From Human Days To Machine Seconds: Automatically Answering And Generating Machine Learning Final Exams · The Large Language Model Bible Contribute to LLM-Bible

From Human Days To Machine Seconds: Automatically Answering And Generating Machine Learning Final Exams

Iddo Drori, Sarah J. Zhang, Reece Shuttleworth, Sarah Zhang, Keith Tyser, Zad Chin, Pedro Lantigua, Saisamrit Surbehera, Gregory Hunter, Derek Austin, Leonard Tang, Yann Hicke, Sage Simhon, Sathwik Karnik, Darnell Granberry, Madeleine Udell. Arxiv 2022

[Paper]    
Few Shot GPT Model Architecture Prompting RAG

A final exam in machine learning at a top institution such as MIT, Harvard, or Cornell typically takes faculty days to write, and students hours to solve. We demonstrate that large language models pass machine learning finals at a human level, on finals available online after the models were trained, and automatically generate new human-quality final exam questions in seconds. Previous work has developed program synthesis and few-shot learning methods to solve university-level problem set questions in mathematics and STEM courses.
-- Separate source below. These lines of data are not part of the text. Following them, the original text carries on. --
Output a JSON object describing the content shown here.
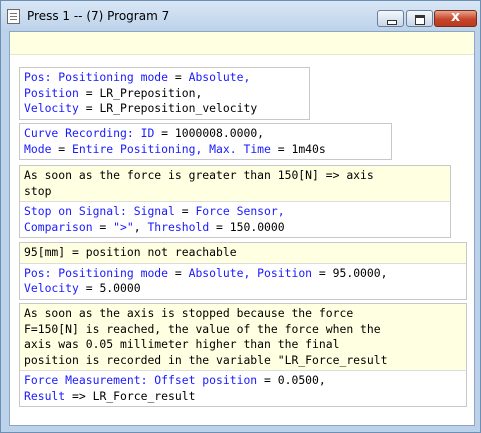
{
  "window": {
    "title": "Press 1 -- (7) Program 7",
    "close_glyph": "x"
  },
  "blocks": {
    "b1": {
      "l1_kw": "Pos: Positioning mode",
      "l1_eq": " = ",
      "l1_val": "Absolute,",
      "l2_kw": "Position",
      "l2_rest": " = LR_Preposition,",
      "l3_kw": "Velocity",
      "l3_rest": " = LR_Preposition_velocity"
    },
    "b2": {
      "l1_kw": "Curve Recording: ID",
      "l1_rest": " = 1000008.0000,",
      "l2_kw": "Mode",
      "l2_eq": " = ",
      "l2_val": "Entire Positioning, Max. Time",
      "l2_rest": " = 1m40s"
    },
    "b3": {
      "comment": "As soon as the force is greater than 150[N] => axis\nstop",
      "l1_kw": "Stop on Signal: Signal",
      "l1_eq": " = ",
      "l1_val": "Force Sensor,",
      "l2_kw": "Comparison",
      "l2_eq": " = ",
      "l2_val": "\">\"",
      "l2_rest": ", ",
      "l2_kw2": "Threshold",
      "l2_rest2": " = 150.0000"
    },
    "b4": {
      "comment": "95[mm] = position not reachable",
      "l1_kw": "Pos: Positioning mode",
      "l1_eq": " = ",
      "l1_val": "Absolute, Position",
      "l1_rest": " = 95.0000,",
      "l2_kw": "Velocity",
      "l2_rest": " = 5.0000"
    },
    "b5": {
      "comment": "As soon as the axis is stopped because the force\nF=150[N] is reached, the value of the force when the\naxis was 0.05 millimeter higher than the final\nposition is recorded in the variable \"LR_Force_result",
      "l1_kw": "Force Measurement: Offset position",
      "l1_rest": " = 0.0500,",
      "l2_kw": "Result",
      "l2_rest": " => LR_Force_result"
    }
  },
  "colors": {
    "keyword": "#1a1aff",
    "comment_bg": "#ffffe1",
    "titlebar": "#bcd2ea"
  }
}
In this work, we develop and compare methods that solve final exams, which differ from problem sets in several ways: the questions are longer, have multiple parts, are more complicated, and span a broader set of topics. We curate a dataset and benchmark of questions from machine learning final exams available online and code for answering these questions and generating new questions. We show how to generate new questions from other questions and course notes. For reproducibility and future research on this final exam benchmark, we use automatic checkers for multiple-choice, numeric, and questions with expression answers. We perform ablation studies comparing zero-shot learning with few-shot learning and chain-of-thought prompting using GPT-3, OPT, Codex, and ChatGPT across machine learning topics and find that few-shot learning methods perform best. We highlight the transformative potential of language models to streamline the writing and solution of large-scale assessments, significantly reducing the workload from human days to mere machine seconds. Our results suggest that rather than banning large language models such as ChatGPT in class, instructors should teach students to harness them by asking students meta-questions about correctness, completeness, and originality of the responses generated, encouraging critical thinking in academic studies.